= Rabiga Kushaeva =

Bashkir female activist (1901–1937)

Rabiga Jangulowna Kushaeva (Рабига Янгуловна Кушаева; 1901–1937) was a Soviet women's rights activist of Bashkir origin.

== Biography ==
Kushaeva Rabiga Jangulowna was born in 1901 in the village of Khassyanovo in the Samara Governorate, now the Bolshechernigovsky District of the Samara Oblast.

Rabiga Jangulowna became a village school teacher in Burzyan in the Samara Governorate in 1916. Her older brother, Kharis Jumagulovich Jumagulov (1891–1937), was one of the leaders of the Bashkir independence movement.

In 1917, Rabiga Jangulowna participated in the work of the Bashkir Kurultai in Orenburg as a delegate of the Bashkirs of the Pugachyov Uyezd. At this assembly, she advocated for the equality of Bashkir women. She demanded full civil and political rights for women, equal to those of men, and proposed specific measures to realize these demands. Her ten points for gender equality were included in the Kurultai's resolution.

In 1919, Rabiga Jangulowna became the head of the Women's Affairs Department of the Bashkir Regional Committee of the CPSU. Together with others, she organized the All-Bashkir Conference of Women Workers and Peasants, which took place in Sterlitamak in September 1920. In November 1921, she participated in the IX session of the All-Russian Congress of Soviets in Moscow. She was involved in organizing and preparing the I All-Bashkir Congress of Women Workers and Peasants, which took place in November 1924, and the All-Bashkir Women's Congress in the Soviet, held in October 1927.

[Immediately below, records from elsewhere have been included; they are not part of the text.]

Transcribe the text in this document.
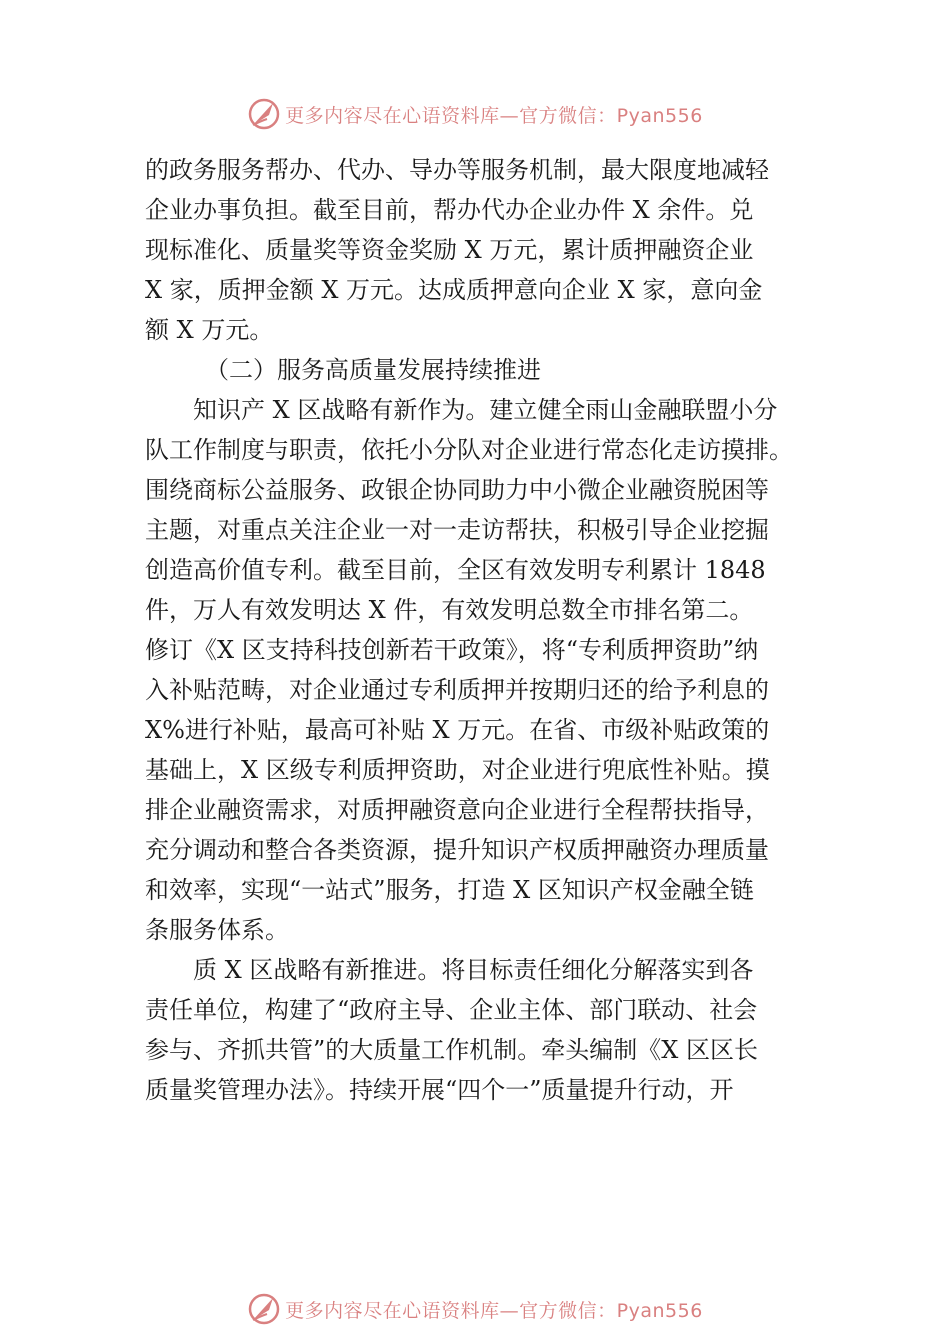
更多内容尽在心语资料库—官方微信：Pyan556
的政务服务帮办、代办、导办等服务机制，最大限度地减轻
企业办事负担。截至目前，帮办代办企业办件 X 余件。兑
现标准化、质量奖等资金奖励 X 万元，累计质押融资企业
X 家，质押金额 X 万元。达成质押意向企业 X 家，意向金
额 X 万元。
（二）服务高质量发展持续推进
知识产 X 区战略有新作为。建立健全雨山金融联盟小分
队工作制度与职责，依托小分队对企业进行常态化走访摸排。
围绕商标公益服务、政银企协同助力中小微企业融资脱困等
主题，对重点关注企业一对一走访帮扶，积极引导企业挖掘
创造高价值专利。截至目前，全区有效发明专利累计 1848
件，万人有效发明达 X 件，有效发明总数全市排名第二。
修订《X 区支持科技创新若干政策》，将“专利质押资助”纳
入补贴范畴，对企业通过专利质押并按期归还的给予利息的
X%进行补贴，最高可补贴 X 万元。在省、市级补贴政策的
基础上，X 区级专利质押资助，对企业进行兜底性补贴。摸
排企业融资需求，对质押融资意向企业进行全程帮扶指导，
充分调动和整合各类资源，提升知识产权质押融资办理质量
和效率，实现“一站式”服务，打造 X 区知识产权金融全链
条服务体系。
质 X 区战略有新推进。将目标责任细化分解落实到各
责任单位，构建了“政府主导、企业主体、部门联动、社会
参与、齐抓共管”的大质量工作机制。牵头编制《X 区区长
质量奖管理办法》。持续开展“四个一”质量提升行动，开
更多内容尽在心语资料库—官方微信：Pyan556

Rabiga Jangulowna married Khafis Kuschayevich Kuschayev (1888–1937) in 1922, who had been a soldier in the Imperial Russian Army and participated in the Bashkir independence movement after the October Revolution.

In 1927, Kuschajewa became the director of the Khudaiberdin Children's Home in Ufa. In 1929, she became an inspector of the Department of Children's Homes of the People's Commissariat for Education of the RSFSR in Moscow.

In the summer of 1937, Kuschajewa died in an accident while returning home by electric train. In the same year, during the Great Purge, her husband was executed as a Bashkir nationalist on September 27 (rehabilitated in 1957) and her brother was shot in December (rehabilitated in 1959).

Kuschajewa had three children. Her first daughter, Minsylu, died of diphtheria in 1923. Her second daughter, Tansylu (Dina) (1925–1996), became a ballerina in Perm. After the death of their parents, their five-year-old son, Irek, was sent to an orphanage.